Fig. 51–12. A water wave.
An interesting feature about capillary waves can be seen in the disturbances made by an object moving through the water. From the point of view of the object itself, the water is flowing past, and the waves which ultimately sit around it are always the waves which have just the right speed to stay still with the object in the water. Similarly, around an object in a stream, with the stream flowing by, the pattern of waves is stationary, and at just the right wavelengths to go at the same speed as the water going by. But if the group velocity is less than the phase velocity, then the disturbances propagate out backwards in the stream, because the group velocity is not quite enough to keep up with the stream. If the group velocity is faster than the velocity of the phase, the pattern of waves will appear in front of the object. If one looks closely at objects in a stream, one can see that there are little ripples in front and long “slurps” in the back.

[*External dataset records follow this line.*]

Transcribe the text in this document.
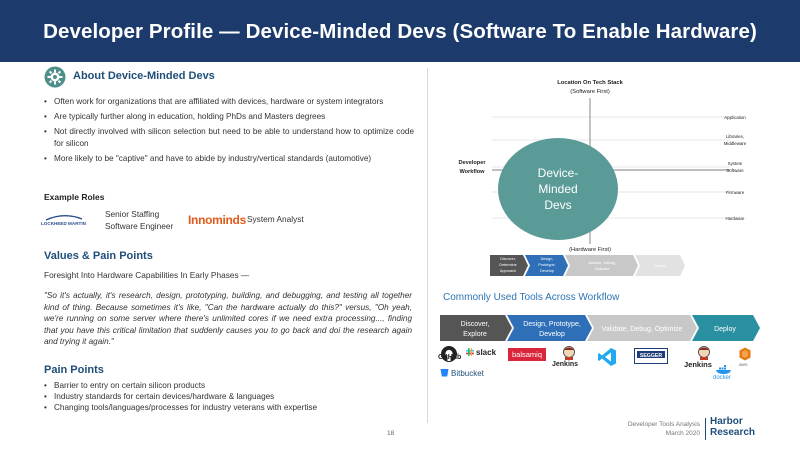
Developer Profile — Device-Minded Devs (Software To Enable Hardware)
About Device-Minded Devs
• Often work for organizations that are affiliated with devices, hardware or system integrators
• Are typically further along in education, holding PhDs and Masters degrees
• Not directly involved with silicon selection but need to be able to understand how to optimize code for silicon
• More likely to be "captive" and have to abide by industry/vertical standards (automotive)
Example Roles
LOCKHEED MARTIN
Senior Staffing
Software Engineer Innominds System Analyst
Values & Pain Points
Foresight Into Hardware Capabilities In Early Phases —
"So it's actually, it's research, design, prototyping, building, and debugging, and testing all together kind of thing. Because sometimes it's like, "Can the hardware actually do this?" versus, "Oh yeah, we're running on some server where there's unlimited cores if we need extra processing..., finding that you have this critical limitation that suddenly causes you to go back and doi the research again and trying it again."
Pain Points
• Barrier to entry on certain silicon products
• Industry standards for certain devices/hardware & languages
• Changing tools/languages/processes for industry veterans with expertise
Location On Tech Stack
(Software First)
Application
Libraries,
Middleware
System
Software
Firmware
Hardware
Developer
Workflow	Device-
Minded
Devs
(Hardware First)
Discover,
Determine
Approach
Design,
Prototype,
Develop
Validate, Debug,
Optimize
Deploy
Commonly Used Tools Across Workflow
Discover,
Explore
Design, Prototype,
Develop
Validate, Debug, Optimize	Deploy
GitHub
slack
Bitbucket
balsamiq
Jenkins
SEGGER
Jenkins
docker
AWS
18
Developer Tools Analysis
March 2020
Harbor
Research
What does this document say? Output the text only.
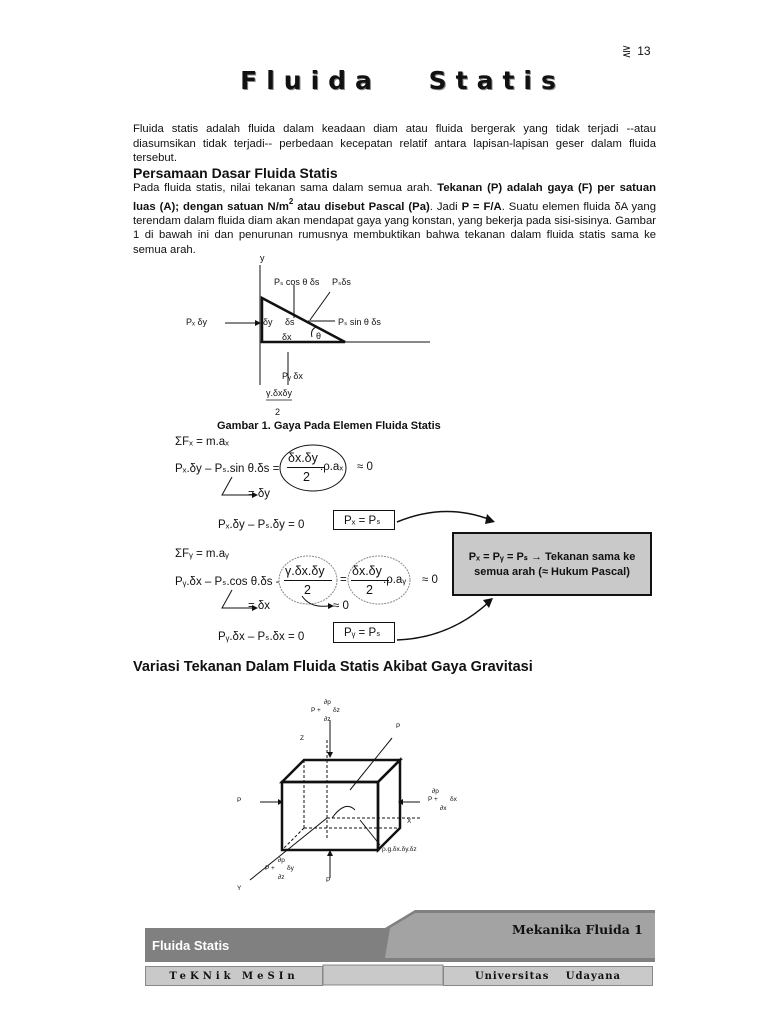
⋛ 13
Fluida Statis
Fluida statis adalah fluida dalam keadaan diam atau fluida bergerak yang tidak terjadi --atau diasumsikan tidak terjadi-- perbedaan kecepatan relatif antara lapisan-lapisan geser dalam fluida tersebut.
Persamaan Dasar Fluida Statis
Pada fluida statis, nilai tekanan sama dalam semua arah. Tekanan (P) adalah gaya (F) per satuan luas (A); dengan satuan $N/m^2$ atau disebut Pascal (Pa). Jadi P = F/A. Suatu elemen fluida δA yang terendam dalam fluida diam akan mendapat gaya yang konstan, yang bekerja pada sisi-sisinya. Gambar 1 di bawah ini dan penurunan rumusnya membuktikan bahwa tekanan dalam fluida statis sama ke semua arah.
y
Pₛ cos θ δs Pₛδs
Pₓ δy	δy δs	Pₛ sin θ δs
δx	θ
Pᵧ δx
γ.δxδy
2
Gambar 1. Gaya Pada Elemen Fluida Statis
ΣFₓ = m.aₓ
Pₓ.δy – Pₛ.sin θ.δs =
δx.δy
2
.ρ.aₓ ≈ 0
= δy
Pₓ.δy – Pₛ.δy = 0	Pₓ = Pₛ
ΣFᵧ = m.aᵧ
Pᵧ.δx – Pₛ.cos θ.δs -
γ.δx.δy
2
=
δx.δy
2
.ρ.aᵧ ≈ 0
= δx	≈ 0
Pᵧ.δx – Pₛ.δx = 0	Pᵧ = Pₛ
Pₓ = Pᵧ = Pₛ → Tekanan sama ke
semua arah (≈ Hukum Pascal)
Variasi Tekanan Dalam Fluida Statis Akibat Gaya Gravitasi
∂p
P + δz
∂z
Z
P
P
∂p
P + δx
∂x
X
∂p
P + δy
∂z	P
ρ.g.δx.δy.δz
Y
Mekanika Fluida 1
Fluida Statis
TeKNik MeSIn	Universitas Udayana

Another interesting feature of this sort can be observed in pouring liquids. If milk is poured fast enough out of a bottle, for instance, a large number of lines can be seen crossing both ways in the outgoing stream. They are waves starting from the disturbance at the edges and running out, much like the waves about an object in a stream. There are effects from both sides which produce the crossed pattern.
We have investigated some of the interesting properties of waves and the various complications of dependence of phase velocity on wavelength, the speed of the waves on depth, and so forth, that produce the really complex, and therefore interesting, phenomena of nature.